Non-linear finite element analysis of an elastic structure loaded by hydrostatic follower forces

Abstract

This study deals with the non-linear finite element computation of thin flexible structures loaded by hydrostatic forces due to the presence of an internal liquid at rest. In aerospace application, the dynamic behaviour of structures containing an inviscid incompressible fluid (i.e. launcher with liquid propellant, tank of satellite, etc.) is generally computed considering an equilibrium state resulting from a linear fluid-structure interaction problem. It is important to note that in this case, the gravity plays an important role in vibrations and the so called elastogravity operator should be taken into account [1,2]. In the present work, we consider the large deformation behavior of a structure loaded by hydrostatic follower forces in order to obtain an accurate static equilibrium state.
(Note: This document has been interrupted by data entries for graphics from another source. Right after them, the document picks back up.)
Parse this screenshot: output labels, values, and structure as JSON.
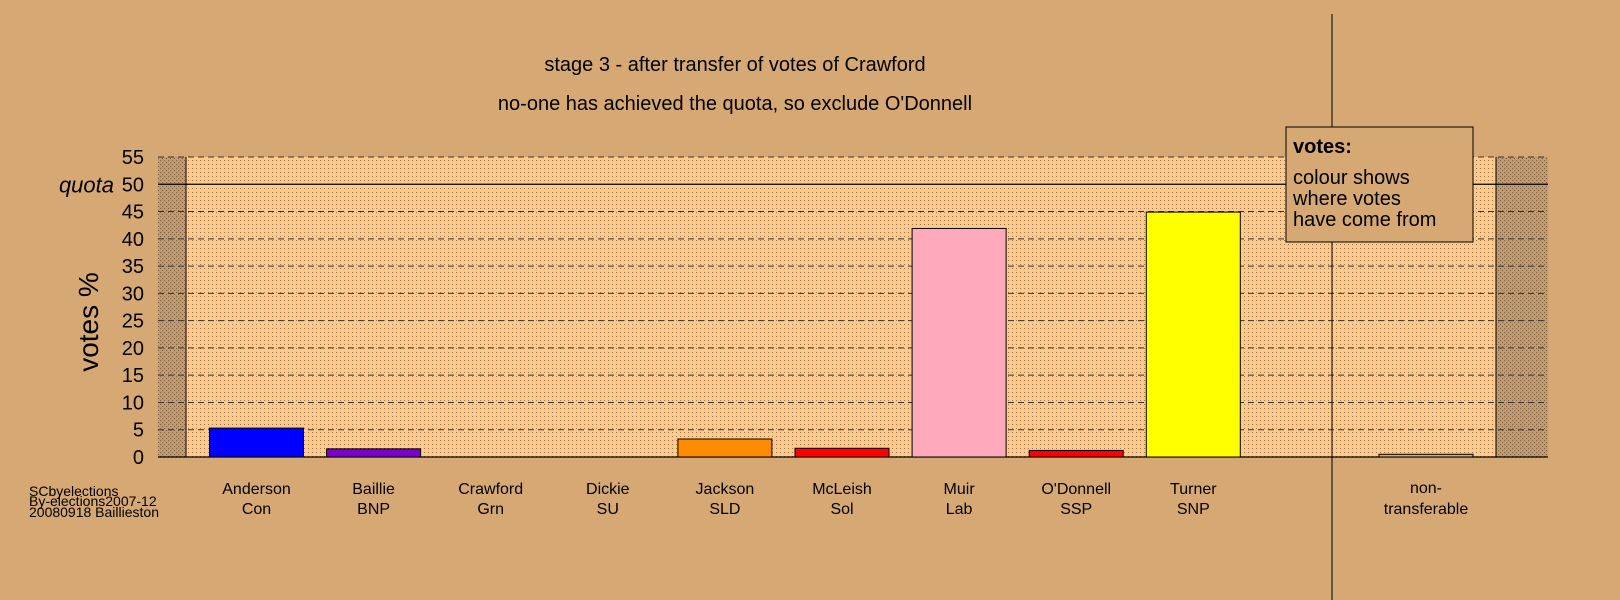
{
  "chart_data": {
    "type": "bar",
    "title": "stage 3 - after transfer of votes of Crawford",
    "subtitle": "no-one has achieved the quota, so exclude O'Donnell",
    "ylabel": "votes %",
    "ylim": [
      0,
      55
    ],
    "yticks": [
      0,
      5,
      10,
      15,
      20,
      25,
      30,
      35,
      40,
      45,
      50,
      55
    ],
    "quota": {
      "value": 50,
      "label": "quota"
    },
    "grid": true,
    "categories": [
      {
        "name": "Anderson",
        "party": "Con",
        "value": 5.3,
        "color": "#0000FF"
      },
      {
        "name": "Baillie",
        "party": "BNP",
        "value": 1.5,
        "color": "#7B00CC"
      },
      {
        "name": "Crawford",
        "party": "Grn",
        "value": 0,
        "color": "#00AA00"
      },
      {
        "name": "Dickie",
        "party": "SU",
        "value": 0,
        "color": "#FF0000"
      },
      {
        "name": "Jackson",
        "party": "SLD",
        "value": 3.3,
        "color": "#FF8C00"
      },
      {
        "name": "McLeish",
        "party": "Sol",
        "value": 1.6,
        "color": "#FF0000"
      },
      {
        "name": "Muir",
        "party": "Lab",
        "value": 41.9,
        "color": "#FFAABB"
      },
      {
        "name": "O'Donnell",
        "party": "SSP",
        "value": 1.2,
        "color": "#FF0000"
      },
      {
        "name": "Turner",
        "party": "SNP",
        "value": 44.9,
        "color": "#FFFF00"
      }
    ],
    "nontransferable": {
      "line1": "non-",
      "line2": "transferable",
      "value": 0.5,
      "color": "#D5A874"
    },
    "legend": {
      "title": "votes:",
      "lines": [
        "colour shows",
        "where votes",
        "have come from"
      ],
      "placement": "top-right"
    },
    "source": [
      "SCbyelections",
      "By-elections2007-12",
      "20080918 Baillieston"
    ]
  },
  "colors": {
    "background": "#D5A874",
    "plot_area": "#FFC98A"
  }
}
The solution is computed using a Newton-Raphson algorithm considering the geometrical and material tangent stiffness matrices as well as the contribution of the follower forces [3]. Those linearized operators of the iterative algorithm are used to compute the dependancy between the incremental horizontal level of the free surface, under the fluid volume conservation constraint [4]. Special attention is paid to the finite element discretization of the wetted surface, considering a level-set method [6,7]. Some numerical examples are analyzed to show the efficiency of the proposed approach.